Your branches trace dark lines,
earth’s signature,
on gray winter sky,
laying fleeting shadows across my face,
greening hope with
spring’s lengthening days,
tempering summer’s hottest heat,
capturing dust and smoke and industrial crap
in the generosity of your vast foliar surface area.

Thank you for cooling, for cleaning,
for drawing down what we belch and burn.
Thank you for growing.

 

 

To the wide-branching octopus arms of
Oregon White Oak atop College Hill on Lincoln street;
and, to the Catalpa on University street,
blowing tropical trusses into the phone-sucked
faces of college kids;
and, to the tunnel of green on Jefferson,
Linden, Maple, Horsechestnut,
under you,
autopilot driving becomes a chance to breathe,
in and out;
and to the downtown heritage Big Leaf Maples,
sidewalks curve and lift to make room for your boles,
your elephantine girth;
to you, all you big, old street trees,
I bow.

 

 

And,
to the young ones,
the Oak sapling I planted
on my lucky 43rd birthday,
inching up and out,
barely taller now than my truck
parked nearby;
and to the Golden Raintree
stick of potential on 1st,
may you be safe from lashing
impulses of the mentally unwell;
and to all the children of Friends of Trees,
lovingly staked, labeled, and mulched;
to you, all you hopeful youth,
woods of the future,
I bow.

City living,
rich in culture,
accessible in concrete,
climate in crisis,
is whole only in the presence of
good, healthy generations of trees.

 

 

Trees of the Future

Recently I heard the charmingly accented lecture of Swedish author, horticulturist, and tree researcher Henrik Sjöman. He quoted, of all people, Mike Tyson, who once said “Everybody has a plan until they get punched in the face.”

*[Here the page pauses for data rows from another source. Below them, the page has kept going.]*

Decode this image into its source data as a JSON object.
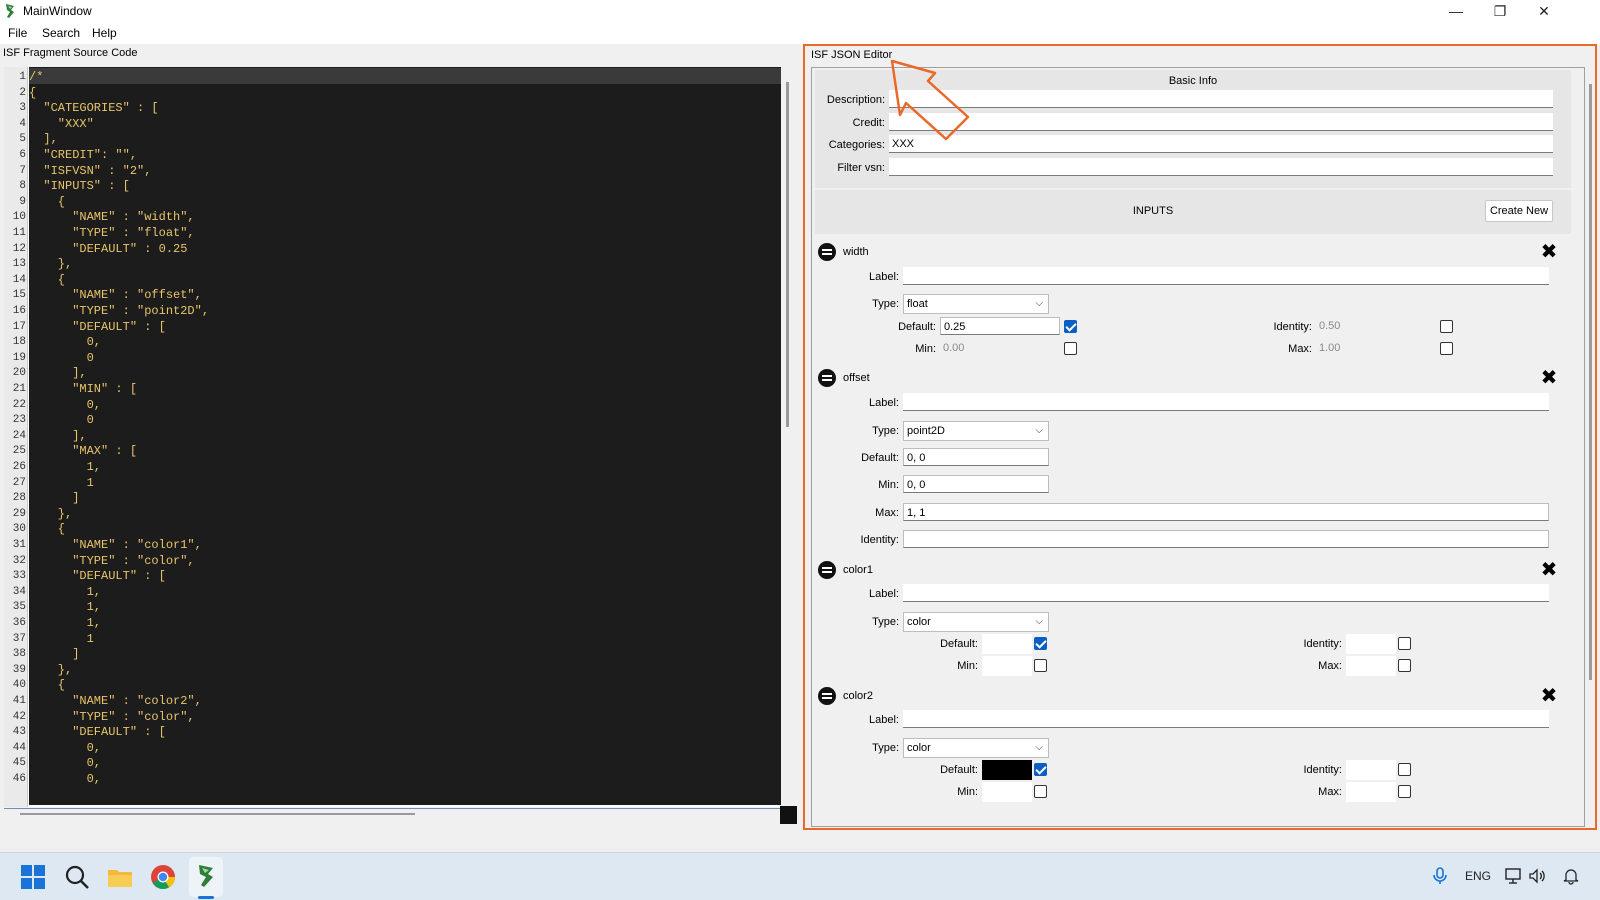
{
  "window": {
    "title": "MainWindow",
    "minimize": "—",
    "restore": "❐",
    "close": "✕"
  },
  "menu": [
    "File",
    "Search",
    "Help"
  ],
  "left_pane": {
    "label": "ISF Fragment Source Code",
    "line_numbers": [
      "1",
      "2",
      "3",
      "4",
      "5",
      "6",
      "7",
      "8",
      "9",
      "10",
      "11",
      "12",
      "13",
      "14",
      "15",
      "16",
      "17",
      "18",
      "19",
      "20",
      "21",
      "22",
      "23",
      "24",
      "25",
      "26",
      "27",
      "28",
      "29",
      "30",
      "31",
      "32",
      "33",
      "34",
      "35",
      "36",
      "37",
      "38",
      "39",
      "40",
      "41",
      "42",
      "43",
      "44",
      "45",
      "46"
    ],
    "code_lines": [
      "/*",
      "{",
      "  \"CATEGORIES\" : [",
      "    \"XXX\"",
      "  ],",
      "  \"CREDIT\": \"\",",
      "  \"ISFVSN\" : \"2\",",
      "  \"INPUTS\" : [",
      "    {",
      "      \"NAME\" : \"width\",",
      "      \"TYPE\" : \"float\",",
      "      \"DEFAULT\" : 0.25",
      "    },",
      "    {",
      "      \"NAME\" : \"offset\",",
      "      \"TYPE\" : \"point2D\",",
      "      \"DEFAULT\" : [",
      "        0,",
      "        0",
      "      ],",
      "      \"MIN\" : [",
      "        0,",
      "        0",
      "      ],",
      "      \"MAX\" : [",
      "        1,",
      "        1",
      "      ]",
      "    },",
      "    {",
      "      \"NAME\" : \"color1\",",
      "      \"TYPE\" : \"color\",",
      "      \"DEFAULT\" : [",
      "        1,",
      "        1,",
      "        1,",
      "        1",
      "      ]",
      "    },",
      "    {",
      "      \"NAME\" : \"color2\",",
      "      \"TYPE\" : \"color\",",
      "      \"DEFAULT\" : [",
      "        0,",
      "        0,",
      "        0,"
    ]
  },
  "right_pane": {
    "label": "ISF JSON Editor",
    "basic_info": {
      "title": "Basic Info",
      "description_label": "Description:",
      "description_value": "",
      "credit_label": "Credit:",
      "credit_value": "",
      "categories_label": "Categories:",
      "categories_value": "XXX",
      "filter_vsn_label": "Filter vsn:",
      "filter_vsn_value": ""
    },
    "inputs": {
      "title": "INPUTS",
      "create_new_label": "Create New"
    },
    "labels": {
      "label": "Label:",
      "type": "Type:",
      "default": "Default:",
      "min": "Min:",
      "max": "Max:",
      "identity": "Identity:"
    },
    "width_input": {
      "name": "width",
      "type": "float",
      "default": "0.25",
      "identity": "0.50",
      "min": "0.00",
      "max": "1.00",
      "default_checked": true,
      "identity_checked": false,
      "min_checked": false,
      "max_checked": false
    },
    "offset_input": {
      "name": "offset",
      "type": "point2D",
      "default": "0, 0",
      "min": "0, 0",
      "max": "1, 1",
      "identity": ""
    },
    "color1_input": {
      "name": "color1",
      "type": "color",
      "default_color": "#ffffff",
      "default_checked": true,
      "identity_checked": false,
      "min_checked": false,
      "max_checked": false
    },
    "color2_input": {
      "name": "color2",
      "type": "color",
      "default_color": "#000000",
      "default_checked": true,
      "identity_checked": false,
      "min_checked": false,
      "max_checked": false
    }
  },
  "taskbar": {
    "lang": "ENG"
  },
  "colors": {
    "highlight_border": "#e8692a",
    "code_background": "#1c1c1c",
    "code_text": "#e8c46a",
    "checkbox_checked": "#0a5fc4"
  }
}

The “plan” of an individual tree is coded in its genes, inherited from the evolutionary adaptations of its ancestors. What options does the tree have to adapt to whatever the seasons throw at it? Will it drop leaves to protect itself from water loss in a drought or does it have the cellular ability to withstand less and less water delivered to its leaves from its roots?

Katsura (Cercidiphyllum japonicum), found in the wild along stream banks, never needed to evolve adaptations to drought. As a street tree, we see Katsuras drop their leaves earlier and earlier, and, during the heat dome of 2021, many died. But, other trees like Golden Raintree (Koeltreuteria paniculata) have been prepared over generations of evolution in a drier habitat to withstand long periods without rainfall.

Why does all this matter? As Henrik reminds us, when you shop for a car or a new computer, you do your research. You want to make sure the investment will last a long time, that it will function the way you want, that it won’t require too much maintenance. Taking the same approach to choosing your garden trees, especially in the extreme microclimates alongside streets, is often bypassed. You’re swayed by the beauty of Katsura’s heart shaped leaves, or the memory of your grandmother’s flowering cherry and stop there, asking no further questions.

Paying attention to your lived experiences of climate extremes impresses on you the need to expand beyond gardening for aesthetics alone. Now, you seek beauty and fitness. What’s more beautiful than resilience in the long run?

If the “plan” of the tree is encoded in its genes, then the “punches” come in the form of drought, heat, flooding, ice storms, and fire. You don’t know exactly what punches are coming, but patterns of extremes on both ends are evident—hotter, drier summers, and wetter, colder winters. What trees can we find in our nurseries that evolved in places on earth that match these extremes?

The tricky part is in parsing out the mixed information from authors and online resources. All horticultural experience is local. Anecdotal information about any one tree varies from source to source.

Thankfully, the science of plant explorers has shifted from seeking the novel for collector’s gardens, to the novel for extreme climate adaptations. Even among a single tree species, those sourced from different parts of their native range show measurable variability in their encoded adaptability.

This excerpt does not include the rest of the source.